Something about him drew me like a moth to a flame, which was only a problem because most of the time, he looked at me as if he couldn’t ever trust me, as if he didn’t even like me, when all I saw in him was safety. A place to lay down my head and rest, knowing that he’d have my back while I slept.

I wanted to know what that felt like—to sleep without worry. It sounded like an impossible dream.

Feeling strangely empty, I got off the bed and wrapped my arms around myself. “Put it in a box, okay? And I’m here, you know. For the next month, at least.” I tried for a crooked grin but doubted it got anywhere past a grimace.

I’d just gotten a knee on my mattress when I heard his squeal in protest. I looked back at him, because of course I did, only to find shadows sliding over his frame as he reached out a hand toward me.

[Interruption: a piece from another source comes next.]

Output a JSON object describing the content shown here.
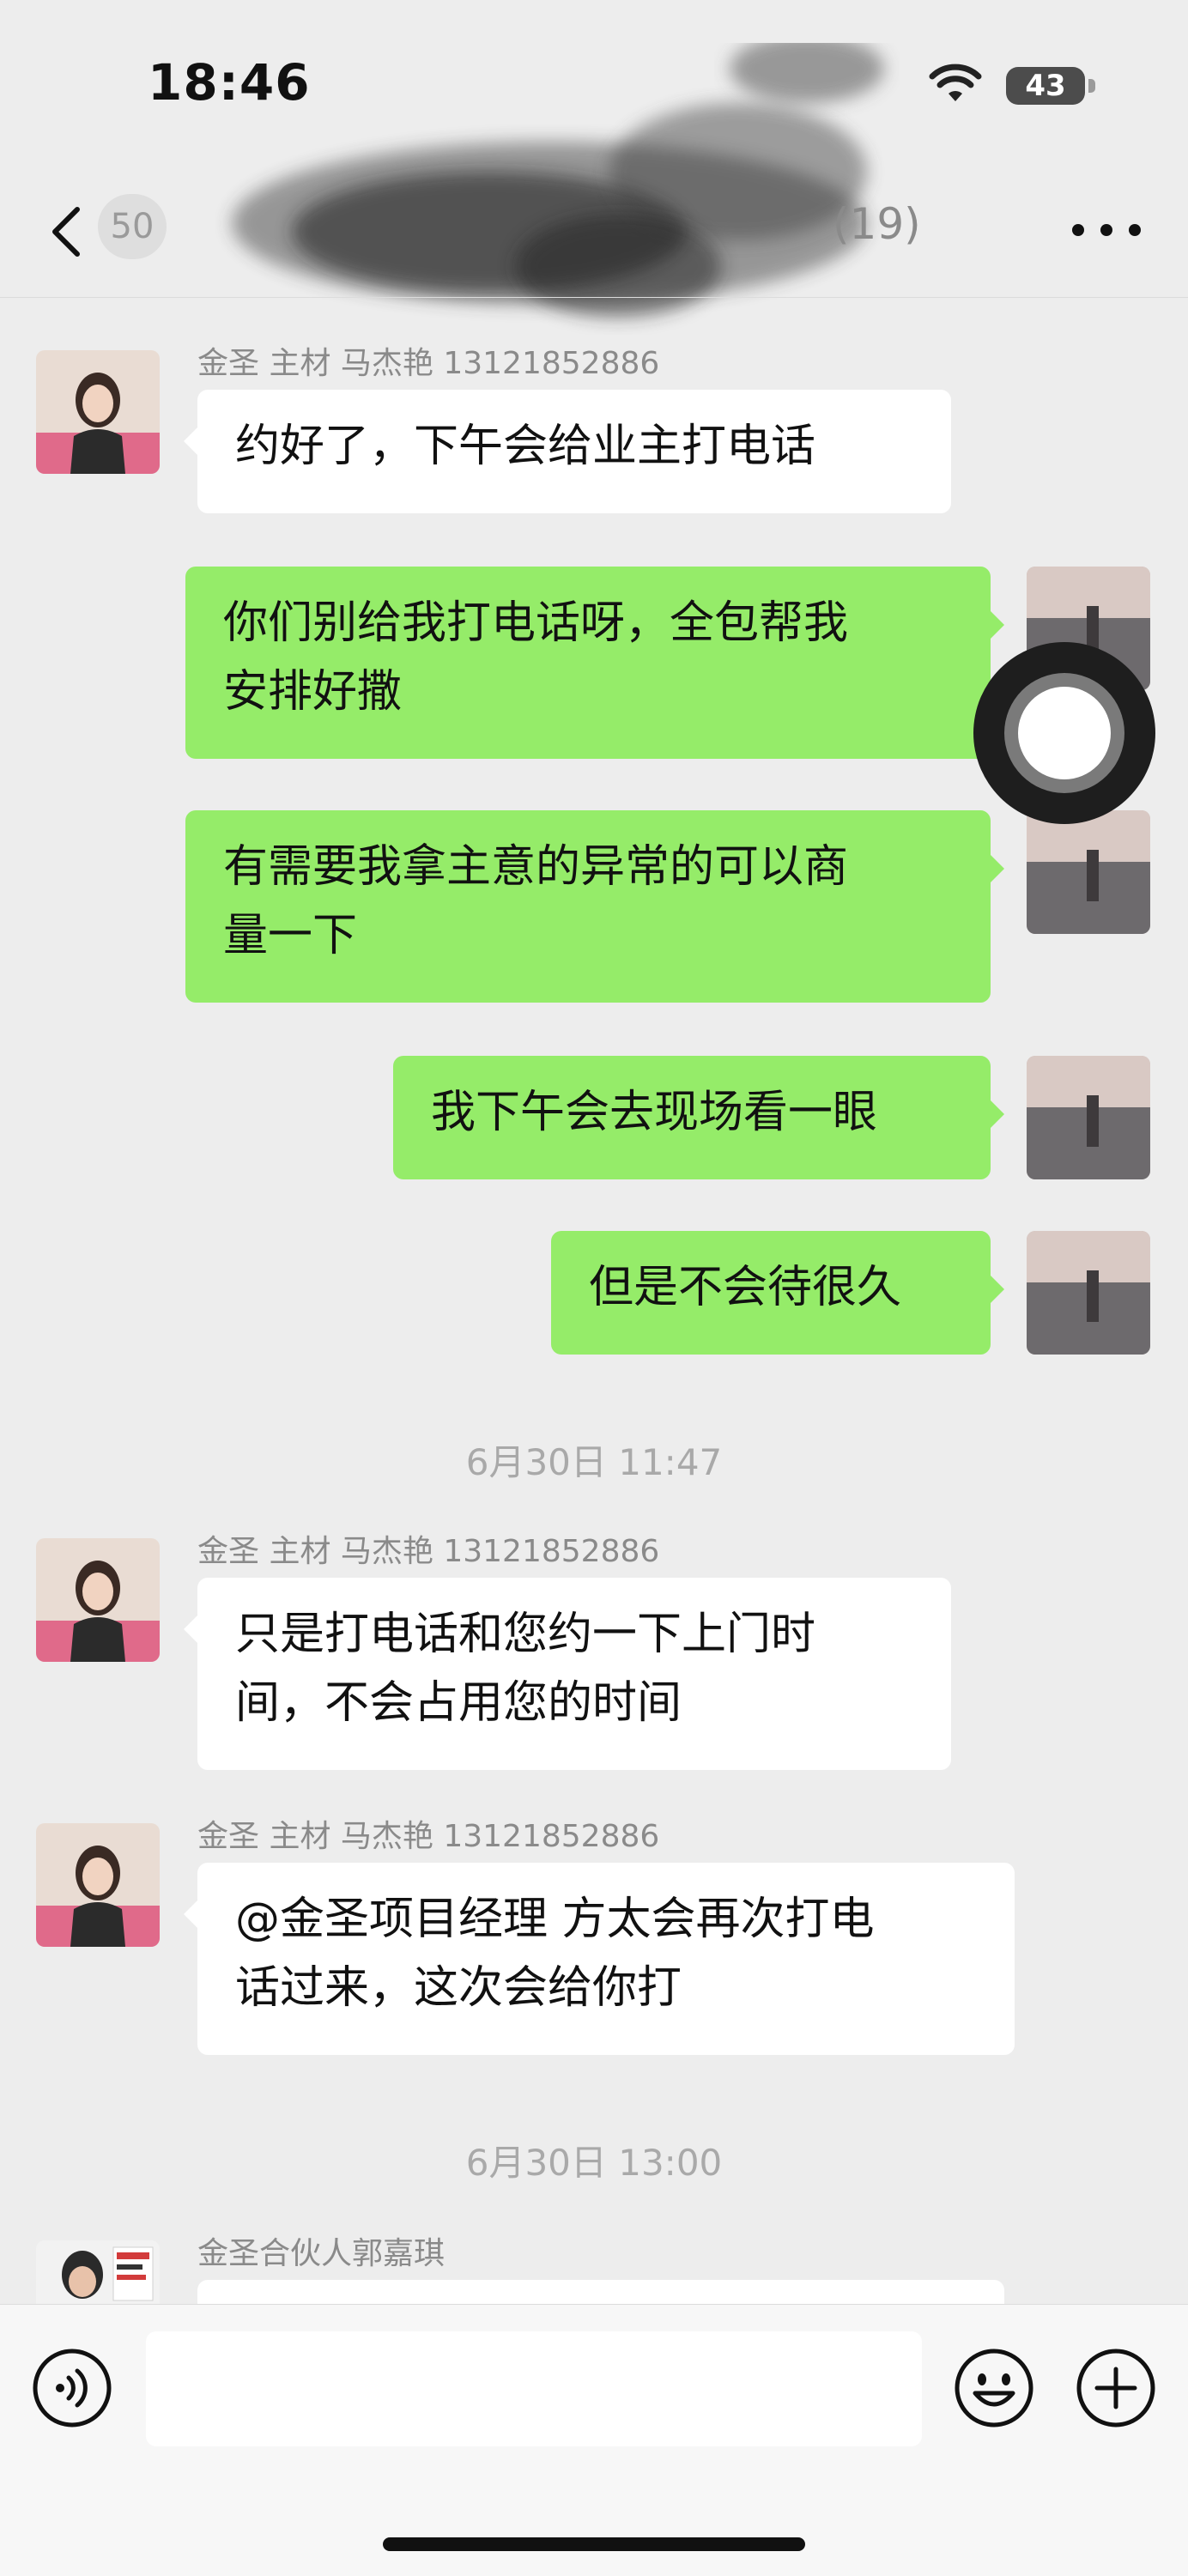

If it had been daylight, he never would’ve done that. Too vulnerable. Too exposing. A thin strip of moonlight illuminated the curve of his hand, the trembling stretch of his fingertips. So, it was a good thing that it was the middle of the night when secrets spilled out into the open and nightmares rose up from the grave. It made the fact that I wanted to take his hand in mine okay. We could forget all about it tomorrow, couldn’t we? My heart pounded so hard, it threatened to steal the breath right out of my lungs .

“Don’t go,” he whispered. “Please . . . don’t go.”

The plea was desperate, soft. I didn’t have the willpower to stay away when all I’d ever wanted was for him to need me the same way I almost always seemed to need him.

I didn’t utter a word in return.

Just grabbed the blanket from my bed and took my place at the foot of his, content to guard him while he slept. It felt right, sitting here. It felt like fate.